My first real love was in college, we spent all of days together, we thought about living together, but either the means or our own fears kept us from making that decision. Though we were inseparable, I recall the day we began to move away from each other. I had to make a stop somewhere and while she waited in the car, a song came on, that I had heard many times but never acknowledged with her. The song was her name, and when I got in the car, she was listening, and she turned to me and said this song is about me, and it was, a woman finding her way, and leaving.
Later in life I would meet my next love who would take me to Europe and somewhere on the travel it was clear we were in our final days.
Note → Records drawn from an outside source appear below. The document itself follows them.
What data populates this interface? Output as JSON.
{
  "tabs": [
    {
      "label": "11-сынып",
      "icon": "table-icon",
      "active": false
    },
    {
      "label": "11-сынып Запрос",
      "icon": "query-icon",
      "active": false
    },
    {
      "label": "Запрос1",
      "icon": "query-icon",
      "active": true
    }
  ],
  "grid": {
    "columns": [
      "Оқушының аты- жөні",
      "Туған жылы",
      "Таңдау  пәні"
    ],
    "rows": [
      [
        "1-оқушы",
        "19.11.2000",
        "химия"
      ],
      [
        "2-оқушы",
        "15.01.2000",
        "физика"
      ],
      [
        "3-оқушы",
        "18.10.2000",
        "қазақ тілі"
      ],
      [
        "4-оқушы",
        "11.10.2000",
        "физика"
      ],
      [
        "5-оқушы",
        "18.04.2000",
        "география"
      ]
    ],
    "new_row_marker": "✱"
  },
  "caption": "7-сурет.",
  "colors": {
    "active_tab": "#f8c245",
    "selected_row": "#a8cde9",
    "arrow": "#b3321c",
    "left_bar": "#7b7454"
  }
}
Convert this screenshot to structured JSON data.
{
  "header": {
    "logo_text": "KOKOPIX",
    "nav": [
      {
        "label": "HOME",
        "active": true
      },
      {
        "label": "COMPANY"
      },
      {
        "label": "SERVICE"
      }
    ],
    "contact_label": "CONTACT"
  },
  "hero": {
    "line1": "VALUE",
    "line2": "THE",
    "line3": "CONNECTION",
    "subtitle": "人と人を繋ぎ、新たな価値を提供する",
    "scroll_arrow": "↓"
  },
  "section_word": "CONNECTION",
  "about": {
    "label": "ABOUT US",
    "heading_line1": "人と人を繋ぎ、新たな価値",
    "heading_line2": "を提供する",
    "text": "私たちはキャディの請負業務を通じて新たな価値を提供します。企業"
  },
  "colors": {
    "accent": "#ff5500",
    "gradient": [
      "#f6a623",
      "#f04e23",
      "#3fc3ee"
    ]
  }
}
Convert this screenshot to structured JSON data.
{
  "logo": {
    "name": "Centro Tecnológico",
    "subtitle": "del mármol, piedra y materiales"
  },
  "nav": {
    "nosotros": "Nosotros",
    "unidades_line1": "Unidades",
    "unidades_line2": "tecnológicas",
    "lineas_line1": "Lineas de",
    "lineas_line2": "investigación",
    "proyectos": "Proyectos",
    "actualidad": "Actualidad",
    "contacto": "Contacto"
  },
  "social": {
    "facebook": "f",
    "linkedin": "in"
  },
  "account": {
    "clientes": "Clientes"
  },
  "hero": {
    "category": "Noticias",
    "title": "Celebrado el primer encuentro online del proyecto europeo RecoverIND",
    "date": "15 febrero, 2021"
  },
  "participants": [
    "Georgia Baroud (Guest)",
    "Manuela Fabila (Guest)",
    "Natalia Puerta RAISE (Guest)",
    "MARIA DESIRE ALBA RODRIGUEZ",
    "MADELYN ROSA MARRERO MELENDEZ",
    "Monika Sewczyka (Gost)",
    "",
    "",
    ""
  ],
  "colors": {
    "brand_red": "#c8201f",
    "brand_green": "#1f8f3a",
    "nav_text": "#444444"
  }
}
There was a night in particular, staying in a hovel in Ireland, my bags packed, I imagined waking up early and leaving, knowing there was no reason to stay. Later that morning as we were having breakfast I looked her in the eyes and I noticed there were tears. I suggested we make the last leg of our trip the best we could, and we did, knowing when we returned to the States it would be our final days.
My last story stems around a drive home. We began a conversation about the holidays, I guess it was me that broached the subject. We spoke of the blues, and how the time of year can be really tough on people, and probably more trying for the two of us. I remember a silence then I could never dissuade from that moment on. I could feel it and without going into detail, I can feel it today.
I suppose a cool wind is the only way I might attach a metaphor to the loss of love. The breeze is apparent and you can feel the chill as if there is no way to find shelter from that impending storm ahead. I suppose finding the beauty in the warm winds of love and the elegance we feel in reminding ourselves of the lasting memory does help stem the tide. I suppose appreciation is better than focusing on alternatives.
I suppose love holds reign on the cool breeze as much as it does a scorching sunset.